Protecting Your Assets From Divorce, Before and After Tying the Knot
March 29, 2021 | By Michael Kimmel, CFP®
Marriage is more than just a romantic relationship—it’s also a financial partnership. If you’re planning on getting married, you and your future spouse are probably focused on planning your wedding and honeymoon. But planning for your future financial life—and for what happens if your marriage doesn’t last forever—is just as important.
While divorce rates (and marriage rates, for that matter) are at a 50-year low, 39% of marriages still end in divorce. You may be looking at the world through rose-colored glasses today, but five, ten, or twenty years down the line you could be in a totally different situation. You can’t predict the future, but you can take steps today to protect your assets (and those you might inherit) from divorce.
Many people protect their assets by putting them into a trust before getting married. Some couples sign prenuptial agreements that detail financial obligations and distribution of assets in the event of a divorce. Sometimes, situations change and a post-nuptial agreement is signed during the marriage.
The first step in preparing yourself for the possibility of a divorce is to talk to your future spouse.
How to Have the Conversation With Your Future Spouse
Talking to your future spouse about the possibility of a divorce and bringing up topics like prenuptial agreements isn’t easy. What if you scare them away? Won’t it damage the trust in our relationship? How do you even bring up the topic? These are all valid concerns.
The first thing to remember when having this conversation is that it’s in the interest of both you and your future spouse. While you’re the one initiating the talk, your future spouse also has the opportunity to voice his or her concerns and expectations going into the marriage. During the conversation, keep an open mind and make it a collaborative process.

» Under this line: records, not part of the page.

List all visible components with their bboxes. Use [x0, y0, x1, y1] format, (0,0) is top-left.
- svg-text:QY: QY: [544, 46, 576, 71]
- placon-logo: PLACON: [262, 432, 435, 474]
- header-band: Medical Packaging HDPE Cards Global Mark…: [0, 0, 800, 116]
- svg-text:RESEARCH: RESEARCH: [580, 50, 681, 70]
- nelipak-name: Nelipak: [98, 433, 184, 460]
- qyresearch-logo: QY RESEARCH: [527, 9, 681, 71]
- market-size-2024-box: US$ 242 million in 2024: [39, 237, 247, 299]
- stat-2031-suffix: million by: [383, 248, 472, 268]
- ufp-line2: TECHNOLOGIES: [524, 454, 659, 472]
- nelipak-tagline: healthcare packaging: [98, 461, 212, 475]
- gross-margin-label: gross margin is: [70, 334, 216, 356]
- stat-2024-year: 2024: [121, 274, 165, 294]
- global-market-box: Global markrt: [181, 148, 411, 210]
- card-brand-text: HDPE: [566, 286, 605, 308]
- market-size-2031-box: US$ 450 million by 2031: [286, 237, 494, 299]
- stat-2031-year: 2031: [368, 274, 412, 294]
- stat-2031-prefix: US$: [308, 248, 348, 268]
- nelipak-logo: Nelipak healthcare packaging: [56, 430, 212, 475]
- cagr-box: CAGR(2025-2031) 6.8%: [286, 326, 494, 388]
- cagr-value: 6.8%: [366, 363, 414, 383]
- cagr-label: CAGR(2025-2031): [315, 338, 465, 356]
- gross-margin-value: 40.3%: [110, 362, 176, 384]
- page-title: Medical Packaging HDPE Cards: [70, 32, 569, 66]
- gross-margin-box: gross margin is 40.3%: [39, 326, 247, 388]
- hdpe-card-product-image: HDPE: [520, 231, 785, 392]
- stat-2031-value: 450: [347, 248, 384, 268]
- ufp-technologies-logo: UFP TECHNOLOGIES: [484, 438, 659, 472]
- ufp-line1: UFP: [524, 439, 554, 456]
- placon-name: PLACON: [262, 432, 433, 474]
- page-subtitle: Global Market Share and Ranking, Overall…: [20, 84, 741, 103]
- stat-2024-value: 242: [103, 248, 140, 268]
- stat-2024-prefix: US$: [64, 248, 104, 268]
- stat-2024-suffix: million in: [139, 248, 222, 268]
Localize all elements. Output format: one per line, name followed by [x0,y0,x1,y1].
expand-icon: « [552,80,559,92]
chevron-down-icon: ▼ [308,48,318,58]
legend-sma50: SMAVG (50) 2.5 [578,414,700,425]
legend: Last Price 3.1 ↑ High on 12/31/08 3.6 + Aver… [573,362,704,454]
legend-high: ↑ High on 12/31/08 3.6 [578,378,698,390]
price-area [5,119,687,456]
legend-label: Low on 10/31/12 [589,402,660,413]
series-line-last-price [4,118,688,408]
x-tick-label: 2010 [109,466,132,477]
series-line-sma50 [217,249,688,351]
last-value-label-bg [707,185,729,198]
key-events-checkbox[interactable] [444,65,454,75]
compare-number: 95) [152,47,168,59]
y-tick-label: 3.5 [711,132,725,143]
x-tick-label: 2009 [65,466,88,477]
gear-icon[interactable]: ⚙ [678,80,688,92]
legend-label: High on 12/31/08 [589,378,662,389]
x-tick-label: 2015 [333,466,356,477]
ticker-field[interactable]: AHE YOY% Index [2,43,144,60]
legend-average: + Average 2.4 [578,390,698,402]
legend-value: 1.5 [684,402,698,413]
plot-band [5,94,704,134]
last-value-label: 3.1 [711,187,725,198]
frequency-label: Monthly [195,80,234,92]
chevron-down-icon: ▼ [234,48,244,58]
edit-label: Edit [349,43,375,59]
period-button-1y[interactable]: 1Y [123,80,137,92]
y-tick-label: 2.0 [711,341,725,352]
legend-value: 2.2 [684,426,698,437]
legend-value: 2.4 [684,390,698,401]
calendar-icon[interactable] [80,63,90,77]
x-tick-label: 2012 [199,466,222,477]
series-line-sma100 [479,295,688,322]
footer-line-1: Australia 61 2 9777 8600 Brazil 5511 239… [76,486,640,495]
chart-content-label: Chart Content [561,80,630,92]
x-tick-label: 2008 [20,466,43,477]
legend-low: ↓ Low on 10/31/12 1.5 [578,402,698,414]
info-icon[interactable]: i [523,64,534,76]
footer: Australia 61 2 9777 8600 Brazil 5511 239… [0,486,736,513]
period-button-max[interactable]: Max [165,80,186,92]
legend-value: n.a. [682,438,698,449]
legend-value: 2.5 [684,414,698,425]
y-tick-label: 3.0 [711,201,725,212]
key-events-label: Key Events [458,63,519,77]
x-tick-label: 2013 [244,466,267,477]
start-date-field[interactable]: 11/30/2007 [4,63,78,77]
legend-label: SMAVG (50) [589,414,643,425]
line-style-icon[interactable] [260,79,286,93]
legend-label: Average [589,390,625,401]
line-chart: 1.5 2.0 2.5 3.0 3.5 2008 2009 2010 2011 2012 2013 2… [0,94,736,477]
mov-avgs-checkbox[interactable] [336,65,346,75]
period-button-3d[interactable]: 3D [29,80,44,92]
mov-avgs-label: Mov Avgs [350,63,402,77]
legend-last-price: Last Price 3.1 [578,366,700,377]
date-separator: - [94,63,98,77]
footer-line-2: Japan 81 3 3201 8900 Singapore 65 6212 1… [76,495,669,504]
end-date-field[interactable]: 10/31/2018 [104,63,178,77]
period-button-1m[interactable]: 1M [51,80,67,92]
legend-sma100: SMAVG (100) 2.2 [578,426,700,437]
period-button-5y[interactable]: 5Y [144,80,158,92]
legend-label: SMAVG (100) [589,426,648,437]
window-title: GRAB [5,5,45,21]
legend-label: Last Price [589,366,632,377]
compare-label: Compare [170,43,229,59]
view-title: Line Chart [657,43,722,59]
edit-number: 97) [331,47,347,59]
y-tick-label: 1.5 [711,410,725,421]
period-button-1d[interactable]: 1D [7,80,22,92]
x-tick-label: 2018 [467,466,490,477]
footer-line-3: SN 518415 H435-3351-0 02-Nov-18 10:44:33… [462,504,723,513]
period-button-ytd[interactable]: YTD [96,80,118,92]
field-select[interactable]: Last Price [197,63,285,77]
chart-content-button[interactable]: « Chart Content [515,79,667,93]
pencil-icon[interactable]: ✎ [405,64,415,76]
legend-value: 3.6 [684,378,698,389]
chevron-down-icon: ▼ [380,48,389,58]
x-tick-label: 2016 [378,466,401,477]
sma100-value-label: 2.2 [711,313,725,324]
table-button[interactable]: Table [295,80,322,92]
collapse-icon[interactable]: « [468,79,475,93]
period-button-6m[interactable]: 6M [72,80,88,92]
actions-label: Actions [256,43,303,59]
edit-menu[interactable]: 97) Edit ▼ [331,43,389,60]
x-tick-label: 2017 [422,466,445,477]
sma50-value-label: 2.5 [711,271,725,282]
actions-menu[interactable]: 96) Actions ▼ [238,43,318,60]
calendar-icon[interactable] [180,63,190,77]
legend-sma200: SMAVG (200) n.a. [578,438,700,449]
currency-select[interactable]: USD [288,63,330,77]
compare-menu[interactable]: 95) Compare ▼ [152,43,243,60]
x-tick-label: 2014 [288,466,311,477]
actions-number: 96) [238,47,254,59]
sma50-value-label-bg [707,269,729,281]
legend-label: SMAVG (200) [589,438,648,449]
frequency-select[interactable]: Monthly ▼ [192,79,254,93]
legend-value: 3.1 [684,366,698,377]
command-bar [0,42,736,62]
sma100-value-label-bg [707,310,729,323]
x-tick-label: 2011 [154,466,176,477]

Throughout a marriage, you’re going to face countless disagreements and negotiations. By discussing beforehand, you’re venturing into the uncomfortable territory but you’re also practicing communication of a sensitive topic—something that could actually strengthen your relationship.
The most well-known arrangement for couples entering into a marriage is a prenuptial agreement. Prenuptial agreements serve to protect each spouse’s financials in a number of ways. If one party has children from a prior marriage, a prenuptial agreement can protect their children’s inheritances in the event of death. It can also guard a relatively debt-free spouse against being saddled with the financial obligations of a spouse with large amounts of debt. And if one spouse owns a business, a prenuptial agreement can protect the business from being divided after a divorce.
Prenuptial agreements have their drawbacks, too. A spouse may have to forfeit inheritance rights they would have typically been granted without signing an agreement. During the course of a marriage, a couples’ financial picture could change dramatically, making what seemed like a mutually beneficial arrangement seem one-sided or unfair. And finally, just the prospect of drafting and signing a legal contract prior to marriage can take away some of the romance.
Putting Assets in Trust
Another strategy for protecting your assets from a potential divorce is to put assets into a trust before getting married. Assets put into the trust before marriage are generally exempt from becoming what is known as “marital property.” This strategy can be a way to avoid the discomfort and awkwardness around having the “prenup conversation,” but it isn’t always foolproof.
In the event of a divorce, the wealth in the trust may be taken into account, allowing for the other spouse to receive a higher portion of the rest of the assets. And if the money in trust ever gets comingled with marital funds, this could muddy the waters even further.
Postnuptial agreements, or postnups, are similar to prenuptial agreements except they are signed after a couple gets married, usually due to some new circumstances or developments. They usually stem from one or more unforeseen disagreements that arise after the couple has already tied the knot. Postnups are also used for issues that go beyond financial matters. Agreements around infidelity or assigning household duties are common elements in postnup agreements.
Speak to an Attorney Before Getting Married
Even if you don’t plan on signing a prenup or putting assets into a trust, you and your future spouse should consider consulting with a matrimonial attorney before you’re legally married. Since you know that over one-third of marriages will end in divorce, going in blind is probably not in your best interest. You should also meet with a matrimonial attorney within a certain time frame prior to marriage since any pre-planning too close to the wedding can potentially be challenged in court. Under such circumstances, a judge may question whether or not you rushed into an agreement too quickly and invalidate any agreements.
A matrimonial attorney will give you a grounding in family law and help give you perspective on several areas you should consider before getting married: debt, property, child custody, co-mingling assets, retirement accounts, and more.
The laws around marriage and divorce can also vary significantly by state, so understanding the intricacies and nuances based on where you live is also important (e.g. California and “community property”).
The best course of action will depend on both you and your future spouse’s financial situation. To ensure the best possible outcome for all parties involved, speak to a matrimonial attorney and go over your options.